I never noticed it, but agree it's strange. Did you open a feature request
on SourceForge? Note that array objects (created by the array module) share
this behavior.
> The reference manual says "same as s[i:i] = [x] if i >= 0" which
> of course doesn't cover the i < 0 case.
Which formally means its behavior is undefined.
> David Beasley's reference says "Inserts x at index i" which sounds like
> the behavior I was expecting but didn't get.
Ya, so file a bug report with David <wink>.
> Is this a deliberate design choice, an oversight, or a plain bug? If
> it's a choice, it's damn poorly documented -- this deserves at least a
> footnote in the list methods table.
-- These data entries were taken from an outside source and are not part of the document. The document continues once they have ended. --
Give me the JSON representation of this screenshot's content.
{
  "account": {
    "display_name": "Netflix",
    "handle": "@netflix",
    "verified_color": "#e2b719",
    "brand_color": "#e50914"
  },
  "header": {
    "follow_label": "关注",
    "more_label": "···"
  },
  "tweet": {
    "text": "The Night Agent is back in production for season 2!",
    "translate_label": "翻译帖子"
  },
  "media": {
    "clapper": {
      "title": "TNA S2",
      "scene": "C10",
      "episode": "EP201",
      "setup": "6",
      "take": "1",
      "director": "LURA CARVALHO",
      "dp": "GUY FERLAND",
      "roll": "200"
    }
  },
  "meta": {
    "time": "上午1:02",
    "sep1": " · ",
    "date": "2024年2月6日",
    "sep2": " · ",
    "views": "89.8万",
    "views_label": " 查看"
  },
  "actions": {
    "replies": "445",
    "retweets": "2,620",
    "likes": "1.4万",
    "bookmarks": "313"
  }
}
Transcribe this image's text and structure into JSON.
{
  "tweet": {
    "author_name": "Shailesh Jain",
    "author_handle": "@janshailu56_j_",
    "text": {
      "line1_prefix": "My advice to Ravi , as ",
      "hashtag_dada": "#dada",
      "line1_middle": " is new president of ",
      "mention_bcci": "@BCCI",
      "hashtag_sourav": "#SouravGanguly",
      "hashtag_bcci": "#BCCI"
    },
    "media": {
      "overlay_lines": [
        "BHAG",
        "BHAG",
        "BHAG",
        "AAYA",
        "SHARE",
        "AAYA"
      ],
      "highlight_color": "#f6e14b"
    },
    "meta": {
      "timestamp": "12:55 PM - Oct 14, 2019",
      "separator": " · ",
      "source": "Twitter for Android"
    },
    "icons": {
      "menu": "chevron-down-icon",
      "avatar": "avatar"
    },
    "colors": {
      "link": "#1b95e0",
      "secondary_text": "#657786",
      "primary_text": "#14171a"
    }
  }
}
If it's an oversight or bug, I
> volunteer to fix it.
Only Guido *may* be able to say for sure. Plausible: the behavior for i<0
was deliberate at the start, and when Python *grew* negative indices (it
didn't always accept them), fear of incompatibility prevented changing
.insert behavior (in the other cases where negative indices "grew a
meaning", the old behavior was to raise an exception; but .insert accepted
them silently).
Digging thru CVS, the current behavior for i<0 has always been that way
(since listobject.c rev 1.1); and the "if i >= 0" qualifier was added to
libtypes.tex a bit over 6 years ago, with checkin comment
correct description of list.insert()
Hard call! I agree it should change, but if it breaks code the "but it was
formally undefined" comeback doesn't really warm peoples' hearts.